Starring: Timothée Chalamet, Rebecca Ferguson, Oscar Isaac, Josh Brolin, Stellan Skarsgård, Dave Bautista, Stephen McKinley Henderson, Zendaya, Chang Chen, Sharon Duncan-Brewster, David Dastmalchian, Charlotte Rampling, Jason Momoa, and Javier Bardem
Director: Denis Villeneuve
Author Harlan Ellison once called Frank Herbert's Dune the book that couldn't be shot. If he'd lived to see director Denis Villenueve's adaptation, he might've changed his mind. This movie is an absolute feast for the senses. Villeneuve serves up nothing less than a living, breathing world, and uses every single shot to convey just how that world works. Not since Stanley Kubrick's 2001: A Space Odyssey has there been visual sci-fi storytelling like this. Fans of the book will undoubtedly get the most out of this film, and as one such fan, I wholeheartedly give it two thumbs up.
There is absolutely no question that Dune is one of the most visually impressive films you'll see this year. Every trademark of director Denis Villeneuve is used to create a gorgeous piece of cinema. Unfortunately, that's where the greatness ends. That's not to say Dune is a bad film... it isn't... but it should have been great. With a cast this stellar, no one really stands out, and though the storyline isn’t overly complicated, it's told in a way that makes it so. Worst of all, it's periodically boring. Not the best way to start off a franchise.

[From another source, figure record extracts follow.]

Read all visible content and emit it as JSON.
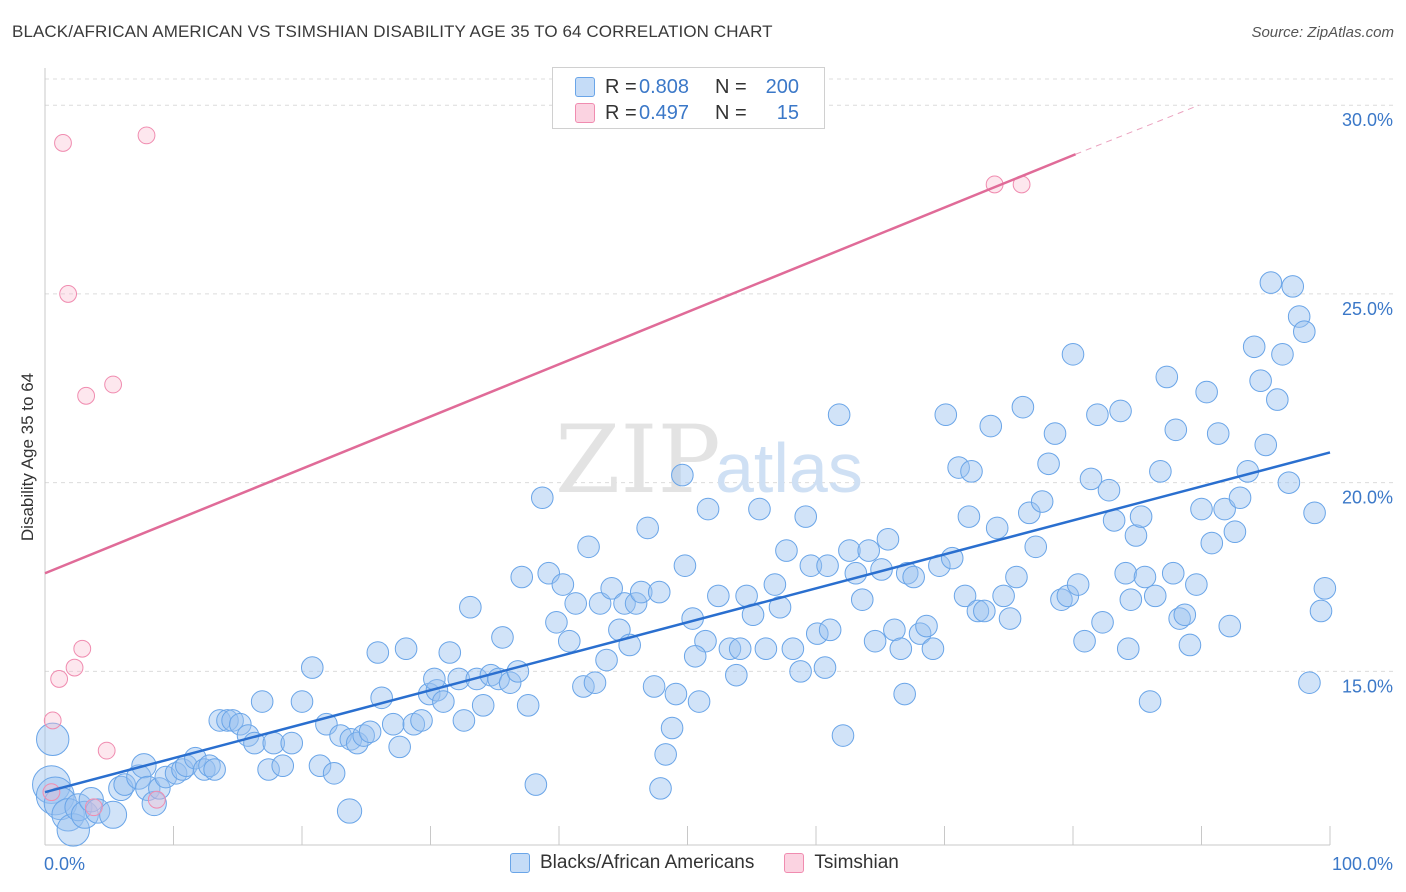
{
  "title": "BLACK/AFRICAN AMERICAN VS TSIMSHIAN DISABILITY AGE 35 TO 64 CORRELATION CHART",
  "source": "Source: ZipAtlas.com",
  "watermark": {
    "zip": "ZIP",
    "atlas": "atlas"
  },
  "legend": {
    "rows": [
      {
        "r_label": "R =",
        "r_value": "0.808",
        "n_label": "N =",
        "n_value": "200",
        "color": "#6aa5e8"
      },
      {
        "r_label": "R =",
        "r_value": "0.497",
        "n_label": "N =",
        "n_value": "15",
        "color": "#f08cb0"
      }
    ]
  },
  "bottom_legend": [
    "Blacks/African Americans",
    "Tsimshian"
  ],
  "chart_data": {
    "type": "scatter",
    "title": "BLACK/AFRICAN AMERICAN VS TSIMSHIAN DISABILITY AGE 35 TO 64 CORRELATION CHART",
    "xlabel": "",
    "ylabel": "Disability Age 35 to 64",
    "xlim": [
      0,
      100
    ],
    "ylim": [
      10.4,
      30.8
    ],
    "x_tick_labels": [
      "0.0%",
      "100.0%"
    ],
    "y_ticks": [
      15,
      20,
      25,
      30
    ],
    "y_tick_labels": [
      "15.0%",
      "20.0%",
      "25.0%",
      "30.0%"
    ],
    "grid": true,
    "legend_position": "top-center",
    "series": [
      {
        "name": "Blacks/African Americans",
        "color": "#6aa5e8",
        "r": 0.808,
        "n": 200,
        "trend": {
          "x": [
            0,
            100
          ],
          "y": [
            11.8,
            20.8
          ]
        },
        "points": [
          [
            0.5,
            12.0,
            14
          ],
          [
            0.8,
            11.7,
            14
          ],
          [
            1.2,
            11.5,
            12
          ],
          [
            1.8,
            11.2,
            12
          ],
          [
            2.2,
            10.8,
            12
          ],
          [
            2.6,
            11.4,
            10
          ],
          [
            3.1,
            11.2,
            10
          ],
          [
            3.6,
            11.6,
            9
          ],
          [
            4.1,
            11.3,
            9
          ],
          [
            5.3,
            11.2,
            10
          ],
          [
            0.6,
            13.2,
            12
          ],
          [
            5.9,
            11.9,
            9
          ],
          [
            6.2,
            12.0,
            8
          ],
          [
            7.3,
            12.2,
            9
          ],
          [
            7.7,
            12.5,
            9
          ],
          [
            8.0,
            11.9,
            9
          ],
          [
            8.5,
            11.5,
            9
          ],
          [
            8.9,
            11.9,
            8
          ],
          [
            9.4,
            12.2,
            8
          ],
          [
            10.2,
            12.3,
            8
          ],
          [
            10.7,
            12.4,
            8
          ],
          [
            11.0,
            12.5,
            8
          ],
          [
            11.7,
            12.7,
            8
          ],
          [
            12.4,
            12.4,
            8
          ],
          [
            12.8,
            12.5,
            8
          ],
          [
            13.2,
            12.4,
            8
          ],
          [
            13.6,
            13.7,
            8
          ],
          [
            14.2,
            13.7,
            8
          ],
          [
            14.6,
            13.7,
            8
          ],
          [
            15.2,
            13.6,
            8
          ],
          [
            15.8,
            13.3,
            8
          ],
          [
            16.3,
            13.1,
            8
          ],
          [
            16.9,
            14.2,
            8
          ],
          [
            17.4,
            12.4,
            8
          ],
          [
            17.8,
            13.1,
            8
          ],
          [
            18.5,
            12.5,
            8
          ],
          [
            19.2,
            13.1,
            8
          ],
          [
            20.0,
            14.2,
            8
          ],
          [
            20.8,
            15.1,
            8
          ],
          [
            21.4,
            12.5,
            8
          ],
          [
            21.9,
            13.6,
            8
          ],
          [
            22.5,
            12.3,
            8
          ],
          [
            23.0,
            13.3,
            8
          ],
          [
            23.8,
            13.2,
            8
          ],
          [
            24.3,
            13.1,
            8
          ],
          [
            24.8,
            13.3,
            8
          ],
          [
            25.3,
            13.4,
            8
          ],
          [
            25.9,
            15.5,
            8
          ],
          [
            26.2,
            14.3,
            8
          ],
          [
            27.1,
            13.6,
            8
          ],
          [
            27.6,
            13.0,
            8
          ],
          [
            28.1,
            15.6,
            8
          ],
          [
            28.7,
            13.6,
            8
          ],
          [
            29.3,
            13.7,
            8
          ],
          [
            29.9,
            14.4,
            8
          ],
          [
            30.5,
            14.5,
            8
          ],
          [
            31.0,
            14.2,
            8
          ],
          [
            31.5,
            15.5,
            8
          ],
          [
            32.2,
            14.8,
            8
          ],
          [
            32.6,
            13.7,
            8
          ],
          [
            33.1,
            16.7,
            8
          ],
          [
            33.6,
            14.8,
            8
          ],
          [
            34.1,
            14.1,
            8
          ],
          [
            34.7,
            14.9,
            8
          ],
          [
            35.3,
            14.8,
            8
          ],
          [
            35.6,
            15.9,
            8
          ],
          [
            36.2,
            14.7,
            8
          ],
          [
            36.8,
            15.0,
            8
          ],
          [
            37.1,
            17.5,
            8
          ],
          [
            37.6,
            14.1,
            8
          ],
          [
            38.2,
            12.0,
            8
          ],
          [
            38.7,
            19.6,
            8
          ],
          [
            39.2,
            17.6,
            8
          ],
          [
            39.8,
            16.3,
            8
          ],
          [
            40.3,
            17.3,
            8
          ],
          [
            40.8,
            15.8,
            8
          ],
          [
            41.3,
            16.8,
            8
          ],
          [
            41.9,
            14.6,
            8
          ],
          [
            42.3,
            18.3,
            8
          ],
          [
            42.8,
            14.7,
            8
          ],
          [
            43.2,
            16.8,
            8
          ],
          [
            43.7,
            15.3,
            8
          ],
          [
            44.1,
            17.2,
            8
          ],
          [
            44.7,
            16.1,
            8
          ],
          [
            45.1,
            16.8,
            8
          ],
          [
            45.5,
            15.7,
            8
          ],
          [
            46.0,
            16.8,
            8
          ],
          [
            46.4,
            17.1,
            8
          ],
          [
            46.9,
            18.8,
            8
          ],
          [
            47.4,
            14.6,
            8
          ],
          [
            47.8,
            17.1,
            8
          ],
          [
            48.3,
            12.8,
            8
          ],
          [
            48.8,
            13.5,
            8
          ],
          [
            49.1,
            14.4,
            8
          ],
          [
            49.6,
            20.2,
            8
          ],
          [
            49.8,
            17.8,
            8
          ],
          [
            50.4,
            16.4,
            8
          ],
          [
            50.9,
            14.2,
            8
          ],
          [
            51.4,
            15.8,
            8
          ],
          [
            51.6,
            19.3,
            8
          ],
          [
            52.4,
            17.0,
            8
          ],
          [
            53.3,
            15.6,
            8
          ],
          [
            53.8,
            14.9,
            8
          ],
          [
            54.1,
            15.6,
            8
          ],
          [
            54.6,
            17.0,
            8
          ],
          [
            55.1,
            16.5,
            8
          ],
          [
            55.6,
            19.3,
            8
          ],
          [
            56.1,
            15.6,
            8
          ],
          [
            56.8,
            17.3,
            8
          ],
          [
            57.2,
            16.7,
            8
          ],
          [
            57.7,
            18.2,
            8
          ],
          [
            58.2,
            15.6,
            8
          ],
          [
            58.8,
            15.0,
            8
          ],
          [
            59.2,
            19.1,
            8
          ],
          [
            59.6,
            17.8,
            8
          ],
          [
            60.1,
            16.0,
            8
          ],
          [
            60.7,
            15.1,
            8
          ],
          [
            61.1,
            16.1,
            8
          ],
          [
            61.8,
            21.8,
            8
          ],
          [
            62.1,
            13.3,
            8
          ],
          [
            62.6,
            18.2,
            8
          ],
          [
            63.1,
            17.6,
            8
          ],
          [
            63.6,
            16.9,
            8
          ],
          [
            64.1,
            18.2,
            8
          ],
          [
            64.6,
            15.8,
            8
          ],
          [
            65.1,
            17.7,
            8
          ],
          [
            65.6,
            18.5,
            8
          ],
          [
            66.1,
            16.1,
            8
          ],
          [
            66.6,
            15.6,
            8
          ],
          [
            67.1,
            17.6,
            8
          ],
          [
            67.6,
            17.5,
            8
          ],
          [
            68.1,
            16.0,
            8
          ],
          [
            68.6,
            16.2,
            8
          ],
          [
            69.1,
            15.6,
            8
          ],
          [
            69.6,
            17.8,
            8
          ],
          [
            70.1,
            21.8,
            8
          ],
          [
            70.6,
            18.0,
            8
          ],
          [
            71.1,
            20.4,
            8
          ],
          [
            71.6,
            17.0,
            8
          ],
          [
            72.1,
            20.3,
            8
          ],
          [
            72.6,
            16.6,
            8
          ],
          [
            73.1,
            16.6,
            8
          ],
          [
            73.6,
            21.5,
            8
          ],
          [
            74.1,
            18.8,
            8
          ],
          [
            74.6,
            17.0,
            8
          ],
          [
            75.1,
            16.4,
            8
          ],
          [
            75.6,
            17.5,
            8
          ],
          [
            76.1,
            22.0,
            8
          ],
          [
            76.6,
            19.2,
            8
          ],
          [
            77.1,
            18.3,
            8
          ],
          [
            77.6,
            19.5,
            8
          ],
          [
            78.1,
            20.5,
            8
          ],
          [
            78.6,
            21.3,
            8
          ],
          [
            79.1,
            16.9,
            8
          ],
          [
            79.6,
            17.0,
            8
          ],
          [
            80.0,
            23.4,
            8
          ],
          [
            80.4,
            17.3,
            8
          ],
          [
            80.9,
            15.8,
            8
          ],
          [
            81.4,
            20.1,
            8
          ],
          [
            81.9,
            21.8,
            8
          ],
          [
            82.3,
            16.3,
            8
          ],
          [
            82.8,
            19.8,
            8
          ],
          [
            83.2,
            19.0,
            8
          ],
          [
            83.7,
            21.9,
            8
          ],
          [
            84.1,
            17.6,
            8
          ],
          [
            84.5,
            16.9,
            8
          ],
          [
            84.9,
            18.6,
            8
          ],
          [
            85.3,
            19.1,
            8
          ],
          [
            85.6,
            17.5,
            8
          ],
          [
            86.0,
            14.2,
            8
          ],
          [
            86.4,
            17.0,
            8
          ],
          [
            86.8,
            20.3,
            8
          ],
          [
            87.3,
            22.8,
            8
          ],
          [
            87.8,
            17.6,
            8
          ],
          [
            88.3,
            16.4,
            8
          ],
          [
            88.7,
            16.5,
            8
          ],
          [
            89.1,
            15.7,
            8
          ],
          [
            89.6,
            17.3,
            8
          ],
          [
            90.0,
            19.3,
            8
          ],
          [
            90.4,
            22.4,
            8
          ],
          [
            90.8,
            18.4,
            8
          ],
          [
            91.3,
            21.3,
            8
          ],
          [
            91.8,
            19.3,
            8
          ],
          [
            92.2,
            16.2,
            8
          ],
          [
            92.6,
            18.7,
            8
          ],
          [
            93.0,
            19.6,
            8
          ],
          [
            93.6,
            20.3,
            8
          ],
          [
            94.1,
            23.6,
            8
          ],
          [
            94.6,
            22.7,
            8
          ],
          [
            95.0,
            21.0,
            8
          ],
          [
            95.4,
            25.3,
            8
          ],
          [
            95.9,
            22.2,
            8
          ],
          [
            96.3,
            23.4,
            8
          ],
          [
            96.8,
            20.0,
            8
          ],
          [
            97.1,
            25.2,
            8
          ],
          [
            97.6,
            24.4,
            8
          ],
          [
            98.0,
            24.0,
            8
          ],
          [
            98.4,
            14.7,
            8
          ],
          [
            98.8,
            19.2,
            8
          ],
          [
            99.3,
            16.6,
            8
          ],
          [
            99.6,
            17.2,
            8
          ],
          [
            23.7,
            11.3,
            9
          ],
          [
            47.9,
            11.9,
            8
          ],
          [
            30.3,
            14.8,
            8
          ],
          [
            50.6,
            15.4,
            8
          ],
          [
            60.9,
            17.8,
            8
          ],
          [
            66.9,
            14.4,
            8
          ],
          [
            71.9,
            19.1,
            8
          ],
          [
            84.3,
            15.6,
            8
          ],
          [
            88.0,
            21.4,
            8
          ]
        ]
      },
      {
        "name": "Tsimshian",
        "color": "#f08cb0",
        "r": 0.497,
        "n": 15,
        "trend": {
          "x": [
            0,
            80.2
          ],
          "y": [
            17.6,
            28.7
          ]
        },
        "trend_ext": {
          "x": [
            80.2,
            89.8
          ],
          "y": [
            28.7,
            30.0
          ]
        },
        "points": [
          [
            1.4,
            29.0,
            8
          ],
          [
            7.9,
            29.2,
            8
          ],
          [
            1.8,
            25.0,
            8
          ],
          [
            3.2,
            22.3,
            8
          ],
          [
            5.3,
            22.6,
            8
          ],
          [
            73.9,
            27.9,
            8
          ],
          [
            76.0,
            27.9,
            8
          ],
          [
            2.9,
            15.6,
            8
          ],
          [
            2.3,
            15.1,
            8
          ],
          [
            1.1,
            14.8,
            8
          ],
          [
            0.6,
            13.7,
            8
          ],
          [
            4.8,
            12.9,
            8
          ],
          [
            0.5,
            11.8,
            8
          ],
          [
            3.8,
            11.4,
            8
          ],
          [
            8.7,
            11.6,
            8
          ]
        ]
      }
    ]
  }
}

While it may not emotionally move audiences as well as some of his other works, Denis Villeneuve's Dune is nonetheless an expertly directed, breathtaking sci-fi epic both worthy of and best-viewed on an enormous theatrical screen. Each performance serves its purpose well (Rebecca Ferguson and Jason Momoa especially shine), but the true stars of this film's phenomenally massive scope are the technical elements - the visual effects, sound design, and score are particular standouts all worthy of Oscars. If part two is as good or better, the two-hander may well be viewed as the defining sci-fi epic of the decade.
You know the cliché of the hot guy/girl that everyone lusts after given how hot he/she is despite having zero personality? That's Dune. It's absolutely stunning to look at, from the too few action scenes to every time the sandworms make an appearance, but the story struggles to stay compelling. It's mostly world-building to set up the sequel, and several things are frustratingly under-explained. The A-list cast is generally wasted, with the majority playing underdeveloped exposition delivery pawns. In the end. It's probably better to judge this and the sequel as one movie because, as a standalone, it feels incomplete.
Dune feels like the start of a once in a generation trilogy in the vein of Star Wars and Lord of the Rings. Director Denis Villeneuve’s visual eye is striking, especially on the big screen, and every single tech he pulls off is an achievement, from the visual effects to the set design. Greig Fraser's stunning cinematography and Hans Zimmer's spectacular score only complement what Villeneuve has accomplished. Beyond that, it features an engaging, albeit dense, story that pulls off its ending in a way that's satisfying while also perfectly setting up a sequel that I cannot wait to see.
Dune is epic and beautiful in its unfocused vastness. The heart-pounding score is the constant amongst the uneven intertwining of political drama, sci-fi action thriller, and world-building space opera. Exposition smothers the first act, but an intriguing story and committed cast shine through just enough to keep your interest throughout the runtime. Timothee Chalamet's intensity is captivating, but he lacks a balancing warmth that co-stars Oscar Isaac and Rebecca Ferguson carry with more ease. In all, Dune: Part One feels like a cram session necessary to better understand the potential of a mind-blowing finale.